Regulation of glucocorticoids and the HPA axis

Increased levels of glucocorticoids, associated with chronic stress and activation of the HPA axis, are linked with impaired memory function and endogenous cortisol levels are elevated in patients with AD leading to the hypothesis that AD causes dysregulation of the HPA axis leading to increased cortisol release and impairment of memory (Davis et al., 1986; Umegaki et al., 2000; McEwen, 2001 Rasmuson et al., 2001; Csernansky et al., 2006). Further support for this hypothesis comes from studies showing that the basal and stress-induced corticosterone levels are elevated in several transgenic rodent models of AD (Pedersen et al., 1999; Touma et al., 2004; Green et al., 2006; Pedersen et al., 2006; Dong et al., 2008). Interestingly, accumulations in Aβ in the hippocampus precede elevations in basal levels of plasma corticosterone in a triple-transgenic model of AD, implying that the observed alteration in the HPA axis in AD may be due to AD neuropathology (Green et al., 2006).
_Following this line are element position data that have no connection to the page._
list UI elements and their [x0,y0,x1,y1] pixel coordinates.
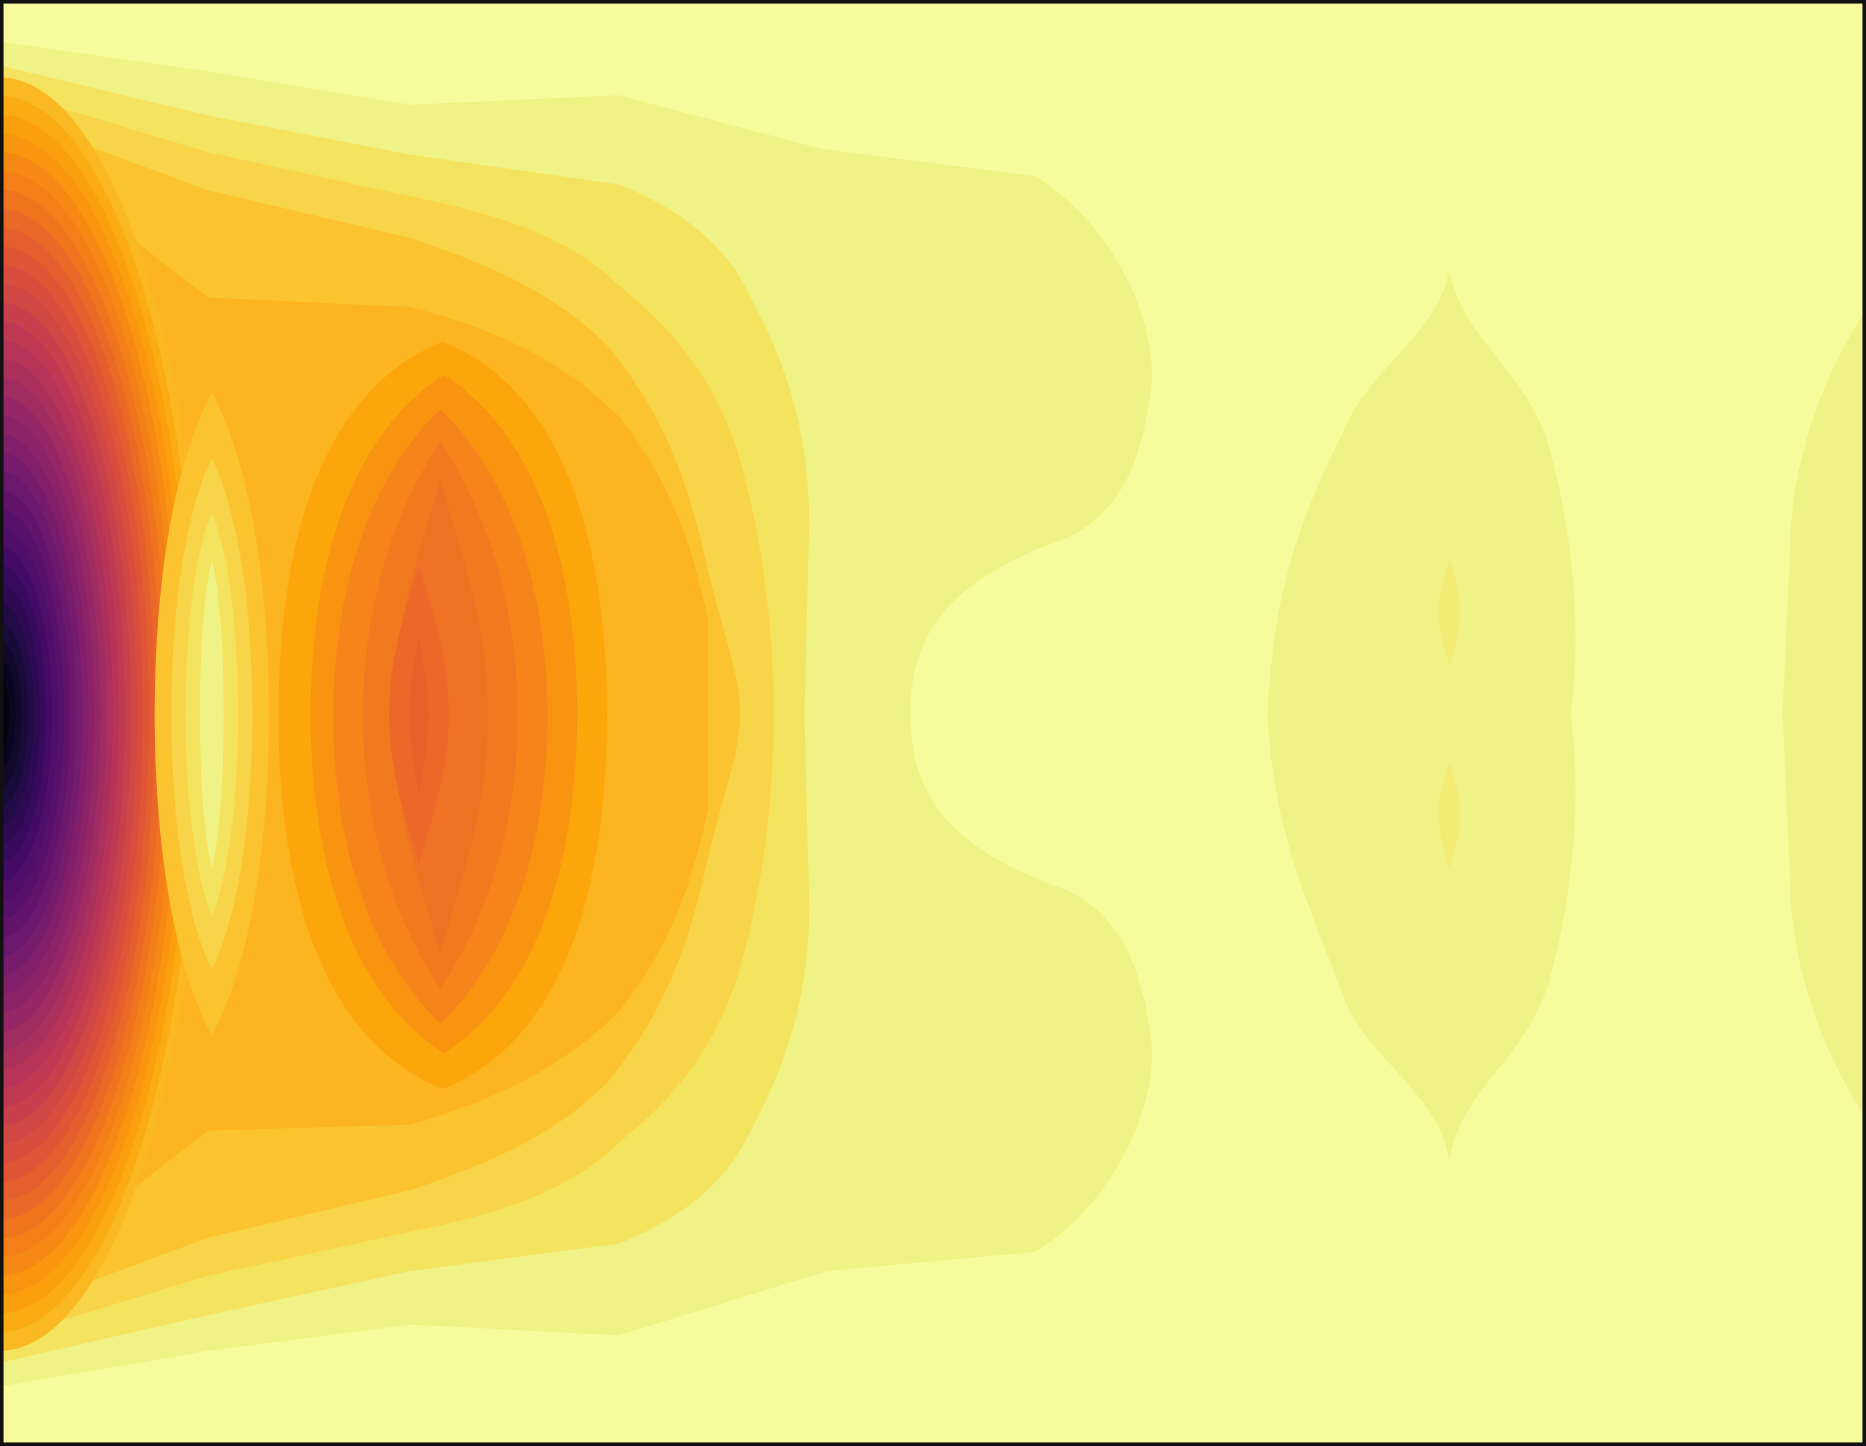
contour-level [1438,559,1461,667]
contour-level [409,636,429,792]
contour-level [1782,315,1863,1113]
contour-level [1267,267,1576,1161]
contour-level [199,559,224,869]
contour-level [1438,761,1461,869]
The hippocampus directly regulates the HPA axis, as demonstrated by studies that show that hippocampal CA3 lesions cause increases in corticosterone levels (Herman et al., 1989; Jacobson and Sapolsky, 1991; Roozendaal et al., 2001) (Fig. 1A). It has therefore been hypothesized that in AD, an increase in Aβ plaques in the hippocampus causes disinhibition of the HPA axis which then leads to an increase in basal glucocorticoid levels (Kulstad et al., 2005; Breyhan et al., 2009; Nuntagij et al., 2009). As mentioned above, increases in glucocorticoid levels may promote accelerated Aβ production and a decrease in Aβ degradation in AD (Green et al., 2006). The early progression of AD pathology could be leading to the initiation of a powerful positive-feedback loop that exacerbates AD pathology via dis-inhibition of the HPA axis and production of glucocorticoids (Fig. 1A). Indeed, elevated basal levels of corticosterone are further increased in AD animal models with the application of adverse stress implying an elevated stress response in AD which may lead to exacerbated AD pathology and, potentially, a worsening of cognitive deficits (Green et al., 2006; Jeong et al., 2006; Dong et al., 2008; Lee et al., 2009). A one-time administration of metyrapone, a corticosterone synthesis inhibitor, to un-stressed mice in a transgenic model of AD attenuated losses in spatial working and reference memory implying that production of corticosterone leads to these cognitive deficits (Pedersen et al., 2006). Further, in a transgenic model of AD, chronic restraint stress caused an increase in Aβ plaques, yet this effect was reversed by pharmacologically blocking the restraint-induced surge in plasma corticosterone, which could indicate that elevated corticosterone directly mediates accelerated plaque formation after chronic stress in AD (Lee et al., 2009).

Figure 1Figure 1
Schematic showing the components of the HPA axis (A). Activation of the HPA axis results in release of glucocorticoids (corticosterone in rodents, cortisol in humans). The CA3 region of the hippocampus inhibits activation of the HPA axis. Schematic of ...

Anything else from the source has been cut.